Comme nous l’avons signalé en introduction, les algorithmes de décompression sont calculés pour des plongées réglementaires au “profil carré”, à savoir une descente, un séjour au fond à profondeur constante, une remontée et des paliers pour la décompression. A la rigueur, une deuxième plongée dite “successive” quelques heures plus tard. C’est aussi de cette manière que fonctionnaient les antiques couples montres/profondimètres/tables qui obligeaient à de fastidieux calculs sur et sous l’eau et qui ont fait les beaux jours de la “plongée de loisir”.
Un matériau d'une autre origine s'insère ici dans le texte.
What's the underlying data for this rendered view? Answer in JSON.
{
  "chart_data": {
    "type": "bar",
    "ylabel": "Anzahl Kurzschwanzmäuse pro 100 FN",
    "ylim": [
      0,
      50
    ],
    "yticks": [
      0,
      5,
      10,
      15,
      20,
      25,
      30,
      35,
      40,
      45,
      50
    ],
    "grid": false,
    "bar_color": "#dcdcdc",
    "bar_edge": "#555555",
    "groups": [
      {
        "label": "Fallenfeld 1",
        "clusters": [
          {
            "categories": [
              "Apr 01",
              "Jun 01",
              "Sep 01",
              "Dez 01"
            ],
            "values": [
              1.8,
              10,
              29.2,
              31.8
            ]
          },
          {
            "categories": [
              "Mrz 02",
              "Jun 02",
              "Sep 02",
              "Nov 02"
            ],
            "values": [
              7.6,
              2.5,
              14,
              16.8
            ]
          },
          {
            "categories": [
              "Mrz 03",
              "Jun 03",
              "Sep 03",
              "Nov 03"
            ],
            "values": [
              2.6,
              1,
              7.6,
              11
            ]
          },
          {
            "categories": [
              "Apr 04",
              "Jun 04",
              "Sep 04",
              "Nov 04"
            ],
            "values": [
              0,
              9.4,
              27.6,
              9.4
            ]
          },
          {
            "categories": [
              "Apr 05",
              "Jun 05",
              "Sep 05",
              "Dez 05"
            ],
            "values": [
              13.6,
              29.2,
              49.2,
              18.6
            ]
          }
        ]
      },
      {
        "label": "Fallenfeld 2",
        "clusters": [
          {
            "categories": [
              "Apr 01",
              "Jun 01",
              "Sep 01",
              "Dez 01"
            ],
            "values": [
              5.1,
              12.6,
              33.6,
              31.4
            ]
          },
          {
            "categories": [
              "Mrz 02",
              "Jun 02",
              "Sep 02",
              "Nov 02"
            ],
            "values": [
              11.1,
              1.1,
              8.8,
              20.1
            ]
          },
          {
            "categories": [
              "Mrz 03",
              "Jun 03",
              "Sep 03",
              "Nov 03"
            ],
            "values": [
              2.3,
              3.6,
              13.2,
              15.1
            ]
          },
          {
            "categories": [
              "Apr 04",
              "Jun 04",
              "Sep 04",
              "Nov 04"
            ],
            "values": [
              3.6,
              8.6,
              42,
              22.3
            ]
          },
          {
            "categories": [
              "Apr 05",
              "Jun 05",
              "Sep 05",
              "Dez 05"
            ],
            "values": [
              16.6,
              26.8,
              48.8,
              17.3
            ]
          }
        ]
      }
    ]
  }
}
Les conditions du terrain et la pratique du sacerdoce nommé “monitorat” obligent parfois à donner de sérieux coups de couteau dans le contrat et à enchaîner les plongées non orthodoxes. On sait aujourd’hui à quel point ces plongées dites “yoyos” sont dangereuses. En particulier lors d’exercices d’apparence anodins, en fosse ou en mer, où le moniteur est conduit à pratiquer de nombreuses descentes et remontées pour accompagner les élèves. Raison de plus pour veiller à cela lors des plongées “réelles” même si la généralisation des ordinateurs conduit à transgresser cette règle lors des l’exploration de grandes épaves par exemple. On remonte, on redescend… Attention, ce n’est pas parce qu’un ordinateur tient compte de ces variations et calcule la décompression grâce à son algorithme mathématique qu’il en sera de même de votre corps !
Plat
En Bretagne, où je pratiquais au Moyen Age la noble activité de moniteur il n’était pas rare d’enchaîner les plongées rendant le calcul des “successives” plus qu’aléatoire.
Notre mesure empirique était calée sur l’apparition ou pas, en fin de journée, de rougeurs et autres démangeaisons, barotraumatismes occasionnant pustules et plaques rouges qu’on appelait “puces” et “moutons”, heureusement disparus de la pratique aujourd’hui…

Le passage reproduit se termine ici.